Octopath tried to decentralize the lone hero narrative structure of so many games by providing eight protagonists, and the result was wildly uneven. The stories often seemed contradictory and hazy – each member of the group had their own quest that felt entirely separate from the others, and so their willingness to travel together felt like forced artifice. But in Triangle Strategy, the voting system allows each member of the party to have different opinions while maintaining a concrete reason to stick together. The belief scale system also subverts the chosen hero archetype in that each person bears some responsibility for the outcome of each vote. Even when I didn’t like the way my decisions turned out, I didn’t feel any of my usual temptations to reload my save file. Since the whole group had had a say in the actions of the party, I didn’t feel like an evil tyrant sending them to fight on my own personal whim.

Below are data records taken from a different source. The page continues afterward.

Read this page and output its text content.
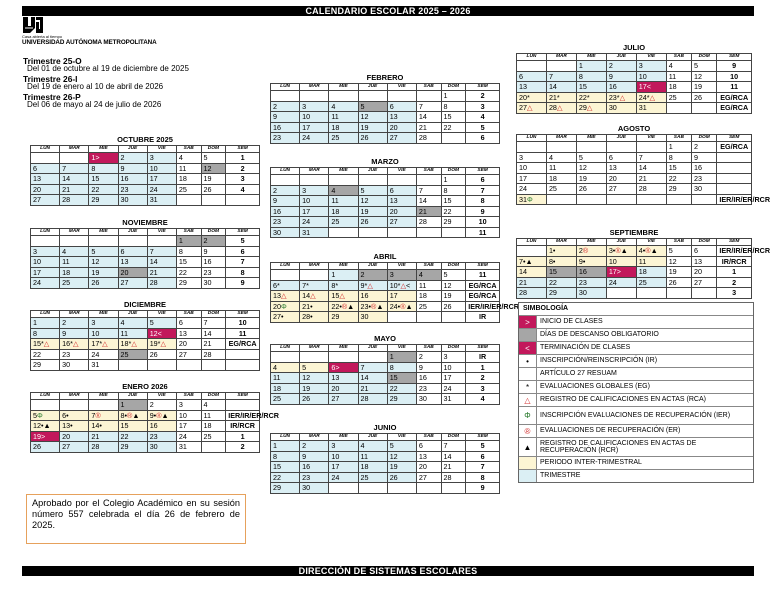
CALENDARIO ESCOLAR 2025 – 2026
Casa abierta al tiempo
UNIVERSIDAD AUTÓNOMA METROPOLITANA
Trimestre 25-O
Del 01 de octubre al 19 de diciembre de 2025
Trimestre 26-I
Del 19 de enero al 10 de abril de 2026
Trimestre 26-P
Del 06 de mayo al 24 de julio de 2026
OCTUBRE 2025
LUN	MAR	MIE	JUE	VIE	SAB	DOM	SEM
		1>	2	3	4	5	1
6	7	8	9	10	11	12	2
13	14	15	16	17	18	19	3
20	21	22	23	24	25	26	4
27	28	29	30	31			
NOVIEMBRE
LUN	MAR	MIE	JUE	VIE	SAB	DOM	SEM
					1	2	5
3	4	5	6	7	8	9	6
10	11	12	13	14	15	16	7
17	18	19	20	21	22	23	8
24	25	26	27	28	29	30	9
DICIEMBRE
LUN	MAR	MIE	JUE	VIE	SAB	DOM	SEM
1	2	3	4	5	6	7	10
8	9	10	11	12<	13	14	11
15*△	16*△	17*△	18*△	19*△	20	21	EG/RCA
22	23	24	25	26	27	28	
29	30	31					
ENERO 2026
LUN	MAR	MIE	JUE	VIE	SAB	DOM	SEM
			1	2	3	4	
5Φ	6•	7®	8•®▲	9•®▲	10	11	IER/IR/ER/RCR
12•▲	13•	14•	15	16	17	18	IR/RCR
19>	20	21	22	23	24	25	1
26	27	28	29	30	31		2
FEBRERO
LUN	MAR	MIE	JUE	VIE	SAB	DOM	SEM
						1	2
2	3	4	5	6	7	8	3
9	10	11	12	13	14	15	4
16	17	18	19	20	21	22	5
23	24	25	26	27	28		6
MARZO
LUN	MAR	MIE	JUE	VIE	SAB	DOM	SEM
						1	6
2	3	4	5	6	7	8	7
9	10	11	12	13	14	15	8
16	17	18	19	20	21	22	9
23	24	25	26	27	28	29	10
30	31						11
ABRIL
LUN	MAR	MIE	JUE	VIE	SAB	DOM	SEM
		1	2	3	4	5	11
6*	7*	8*	9*△	10*△<	11	12	EG/RCA
13△	14△	15△	16	17	18	19	EG/RCA
20Φ	21•	22•®▲	23•®▲	24•®▲	25	26	IER/IR/ER/RCR
27•	28•	29	30				IR
MAYO
LUN	MAR	MIE	JUE	VIE	SAB	DOM	SEM
				1	2	3	IR
4	5	6>	7	8	9	10	1
11	12	13	14	15	16	17	2
18	19	20	21	22	23	24	3
25	26	27	28	29	30	31	4
JUNIO
LUN	MAR	MIE	JUE	VIE	SAB	DOM	SEM
1	2	3	4	5	6	7	5
8	9	10	11	12	13	14	6
15	16	17	18	19	20	21	7
22	23	24	25	26	27	28	8
29	30						9
JULIO
LUN	MAR	MIE	JUE	VIE	SAB	DOM	SEM
		1	2	3	4	5	9
6	7	8	9	10	11	12	10
13	14	15	16	17<	18	19	11
20*	21*	22*	23*△	24*△	25	26	EG/RCA
27△	28△	29△	30	31			EG/RCA
AGOSTO
LUN	MAR	MIE	JUE	VIE	SAB	DOM	SEM
					1	2	EG/RCA
3	4	5	6	7	8	9	
10	11	12	13	14	15	16	
17	18	19	20	21	22	23	
24	25	26	27	28	29	30	
31Φ							IER/IR/ER/RCR
SEPTIEMBRE
LUN	MAR	MIE	JUE	VIE	SAB	DOM	SEM
	1•	2®	3•®▲	4•®▲	5	6	IER/IR/ER/RCR
7•▲	8•	9•	10	11	12	13	IR/RCR
14	15	16	17>	18	19	20	1
21	22	23	24	25	26	27	2
28	29	30					3
Aprobado por el Colegio Académico en su sesión número 557 celebrada el día 26 de febrero de 2025.
SIMBOLOGÍA
>	INICIO DE CLASES
DÍAS DE DESCANSO OBLIGATORIO
<	TERMINACIÓN DE CLASES
•	INSCRIPCIÓN/REINSCRIPCIÓN (IR)
ARTÍCULO 27 RESUAM
*	EVALUACIONES GLOBALES (EG)
△	REGISTRO DE CALIFICACIONES EN ACTAS (RCA)
Φ	INSCRIPCIÓN EVALUACIONES DE RECUPERACIÓN (IER)
®	EVALUACIONES DE RECUPERACIÓN (ER)
▲	REGISTRO DE CALIFICACIONES EN ACTAS DE RECUPERACIÓN (RCR)
PERIODO INTER-TRIMESTRAL
TRIMESTRE
DIRECCIÓN DE SISTEMAS ESCOLARES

If anything, Triangle made me realize how screwed up most tactics games are. Think about it: you play as a royal or noble who commands your friends to fight (and sometimes die) in wars simply because they had a revealing moment in which they believed in you, or because they were bound to you by honor or obligation. In Triangle Strategy, each is driven by their own goals and ideologies. No one is just a disposable pawn. It’s a worldview that more games could incorporate into their stories, even if they deal with the dirty business of killing fictional people across borders.